A guest post by Martino Maggetti:
Mr. Osborne, the Chancellor of the Exchequer of the United Kingdom, recently announced the dismembering of the Financial Services Authority. The watchdog was publicly blamed for its alleged “light-touch” regulatory approach and failure to prevent the financial meltdown.
From 2012, its competencies will be separated between a number of new and old agencies. The Bank of England will assume not only monetary policy, but also “macro-prudential supervision”, that is, the responsibility for systemic risks oversight and regulation. In addition, a Consumer Protection and Markets Authority will ensure the “integrity” of financial markets, while a new Prudential Regulatory Authority “will carry out the prudential regulation of financial firms, including banks, investment banks, building societies and insurance companies”.
This is quite a spectacular institutional development. The FSA is an independent regulatory agency (IRAs) which employs more than 2,500 people and possess important regulatory powers. It regulates a crucial sector of a leading country, which is widely recognized as a trend-setter in regulatory governance.
Can we interpret this decision as a signal for paradigmatic shift, eventually leading to a process of de-agencification, which could spill over other countries and sectors? It is too early to say. However, a number of elements would suggest that policy makers will rather reinforce regulatory governance by IRAs. First, new public sector-specific agencies are being created. Second, IRAs, together with governments, were the key players in the aftermath of the financial crisis. Third, the solution to the problem is politically framed in terms of more intense regulation.
What is under pressure is a specific model of regulator. If we take the British case as a forerunner, it appears that the performance of integrated supervisors with broad and consolidated competencies – fiercely independent from the ministry but holding informal linkages with the regulated industries – proved to be not up to expectations. Structural weaknesses stemming from unclear objectives and extended moral hazard seem to surpass efficiency gains (Abrams and Taylor 2000).

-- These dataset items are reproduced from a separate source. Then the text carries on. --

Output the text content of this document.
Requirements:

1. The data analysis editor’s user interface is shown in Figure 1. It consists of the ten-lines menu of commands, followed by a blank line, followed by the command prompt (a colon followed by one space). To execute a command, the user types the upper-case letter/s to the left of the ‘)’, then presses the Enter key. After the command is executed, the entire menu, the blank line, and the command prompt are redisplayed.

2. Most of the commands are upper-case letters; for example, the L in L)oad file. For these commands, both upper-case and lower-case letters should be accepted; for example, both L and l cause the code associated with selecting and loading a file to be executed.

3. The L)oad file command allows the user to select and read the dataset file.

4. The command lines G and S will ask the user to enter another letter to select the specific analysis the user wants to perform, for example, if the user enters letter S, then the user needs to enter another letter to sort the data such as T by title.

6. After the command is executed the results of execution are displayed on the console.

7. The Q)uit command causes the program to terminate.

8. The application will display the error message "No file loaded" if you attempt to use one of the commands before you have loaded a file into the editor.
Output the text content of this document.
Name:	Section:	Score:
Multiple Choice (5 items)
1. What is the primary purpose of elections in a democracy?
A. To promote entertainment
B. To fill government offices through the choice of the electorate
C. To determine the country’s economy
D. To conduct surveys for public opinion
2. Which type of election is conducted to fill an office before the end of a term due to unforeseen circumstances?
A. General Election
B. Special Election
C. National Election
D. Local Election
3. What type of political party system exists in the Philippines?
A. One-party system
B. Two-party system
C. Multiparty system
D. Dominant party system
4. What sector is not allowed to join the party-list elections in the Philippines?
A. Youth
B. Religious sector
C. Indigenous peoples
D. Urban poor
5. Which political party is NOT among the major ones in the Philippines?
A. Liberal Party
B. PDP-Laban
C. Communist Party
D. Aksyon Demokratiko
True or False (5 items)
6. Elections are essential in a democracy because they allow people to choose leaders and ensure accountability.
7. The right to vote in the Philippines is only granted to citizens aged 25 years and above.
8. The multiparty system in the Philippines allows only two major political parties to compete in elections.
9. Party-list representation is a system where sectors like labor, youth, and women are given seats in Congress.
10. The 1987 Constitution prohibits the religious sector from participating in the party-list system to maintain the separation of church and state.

And yet, this particular institutional arrangement diffused rapidly from the 1990s (Cihak and Podpiera 2008). Fully integrated financial supervisory agencies increased from one in the 1980s to around 40 today. This anecdotic evidence confirms once again that establishment of regulators did not follow a rationale of instrumental learning, but rather an emulation process whereby their symbolic properties were more important than actual effectiveness (Gilardi 2008).